Estimation of arrival time now becomes a process of transposing the physics formula for Average Speed:
Time (ETA) = Total Distance / Average Speed
Distance – Summation of breadcrumb intra-distances
Average Speed – The average speed on all the GPS device readings
Here, distance was calculated by summing the distances of each breadcrumb point from the localized bus location to the bus stop taking into consideration the direction of the bus and composition of the route. The composition of the route proved to be an important factor in our estimation, because if the route is cyclic the calculation is different compared to if its not. The route can be cyclic as in the bus ends at the same location it start but using non-overlapping roads where as non-cyclic or linear bus routes use the same roads to go and come back to the main station. Therefore if the bus is going away from the bus stop in question then the breadcrumbs leading away from the bus stop needs to be calculated before calculating the breadcrumbs towards the bus stop. Remember these distances are stored so a simple query can yield this results
Now there’s the problem of average speed, was solved this by tracking not only the GPS location of the devices but also the time it was taken. Using a transposition of the same formula before the speed was determined
Average Speed = Total Distance / Total Time
So for example if the bus took 10mins (600 seconds) to travel 1000 meters then the average speed would be 1.67 meters / second. The ETA will update and become more accurate over time and as more devices are sharing their locations on the bus.
Proposed Usage
The main interface for this system will be via a mobile app. Users will choose the bus stop they want to go to and the bus stop they’re currently on. This is transferred to a server that then uses this information to estimate where the bus is and estimated time of arrival. It will then display the time of arrival to the user. If the server has no GPS device to collect readings from (no one is sharing their location or no one is on the bus) then it will failover to the established bus route schedule. Once the bus arrives and the user board the bus, the app will detect that the bus is in close proximity to the user and ask the user if they’re on the bus. If the user answers in the affirmative, then the app will start sending the location of the device to the server which will be used in further localizing the bus for other passengers waiting for the bus.

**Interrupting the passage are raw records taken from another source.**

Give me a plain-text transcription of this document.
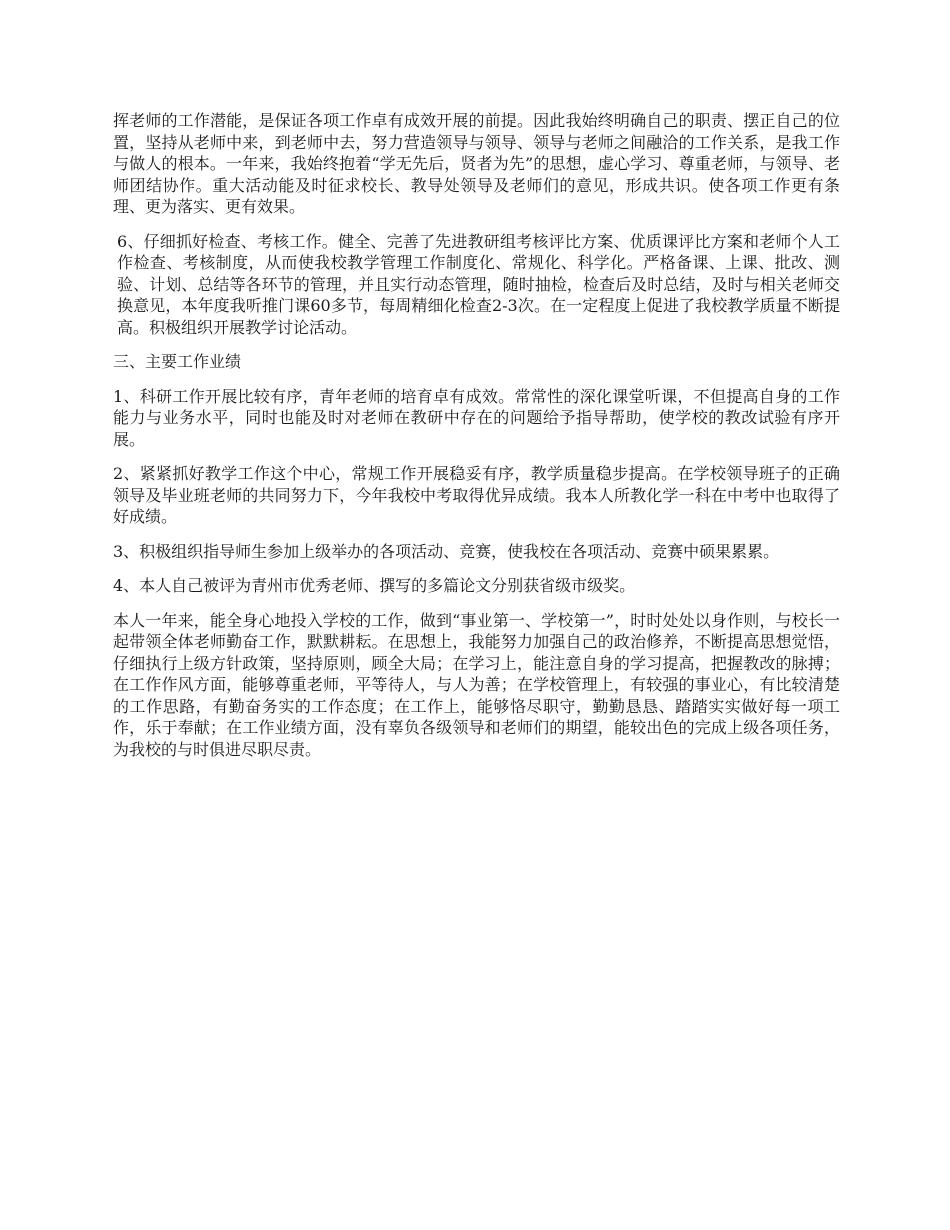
挥老师的工作潜能，是保证各项工作卓有成效开展的前提。因此我始终明确自己的职责、摆正自己的位置，坚持从老师中来，到老师中去，努力营造领导与领导、领导与老师之间融洽的工作关系，是我工作与做人的根本。一年来，我始终抱着“学无先后，贤者为先”的思想，虚心学习、尊重老师，与领导、老师团结协作。重大活动能及时征求校长、教导处领导及老师们的意见，形成共识。使各项工作更有条理、更为落实、更有效果。

6、仔细抓好检查、考核工作。健全、完善了先进教研组考核评比方案、优质课评比方案和老师个人工作检查、考核制度，从而使我校教学管理工作制度化、常规化、科学化。严格备课、上课、批改、测验、计划、总结等各环节的管理，并且实行动态管理，随时抽检，检查后及时总结，及时与相关老师交换意见，本年度我听推门课60多节，每周精细化检查2-3次。在一定程度上促进了我校教学质量不断提高。积极组织开展教学讨论活动。

三、主要工作业绩

1、科研工作开展比较有序，青年老师的培育卓有成效。常常性的深化课堂听课，不但提高自身的工作能力与业务水平，同时也能及时对老师在教研中存在的问题给予指导帮助，使学校的教改试验有序开展。

2、紧紧抓好教学工作这个中心，常规工作开展稳妥有序，教学质量稳步提高。在学校领导班子的正确领导及毕业班老师的共同努力下，今年我校中考取得优异成绩。我本人所教化学一科在中考中也取得了好成绩。

3、积极组织指导师生参加上级举办的各项活动、竞赛，使我校在各项活动、竞赛中硕果累累。

4、本人自己被评为青州市优秀老师、撰写的多篇论文分别获省级市级奖。

本人一年来，能全身心地投入学校的工作，做到“事业第一、学校第一”，时时处处以身作则，与校长一起带领全体老师勤奋工作，默默耕耘。在思想上，我能努力加强自己的政治修养，不断提高思想觉悟，仔细执行上级方针政策，坚持原则，顾全大局；在学习上，能注意自身的学习提高，把握教改的脉搏；在工作作风方面，能够尊重老师，平等待人，与人为善；在学校管理上，有较强的事业心，有比较清楚的工作思路，有勤奋务实的工作态度；在工作上，能够恪尽职守，勤勤恳恳、踏踏实实做好每一项工作，乐于奉献；在工作业绩方面，没有辜负各级领导和老师们的期望，能较出色的完成上级各项任务，为我校的与时俱进尽职尽责。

Considerations and Limitations
There were a few issues we had to take into consideration when designing this system. The system was designed to track one bus, we have not tested the viability of tracking multiple buses using this system.
Conclusion
The tracking project provided a very practical approach to a real world problem that passengers experience when using public transportation. We learnt that by using crowd sourced GPS points and known GPS locations on the bus route we where able to transform a uniform probability distribution to solve the problem of estimating how long the bus will take to arrive. This solves a huge problem in the transportation industry. We have noticed pedestrians at bus stops checking their watch or running after a bus that was missed be seconds. Our approach is on a small scale but If transportation agencies used a larger approach to this project, then it would be beneficial to their customers and public opinion of the agency. This project determined the solution is viable and proposed a more accurate, low cost estimation system primarily for passengers.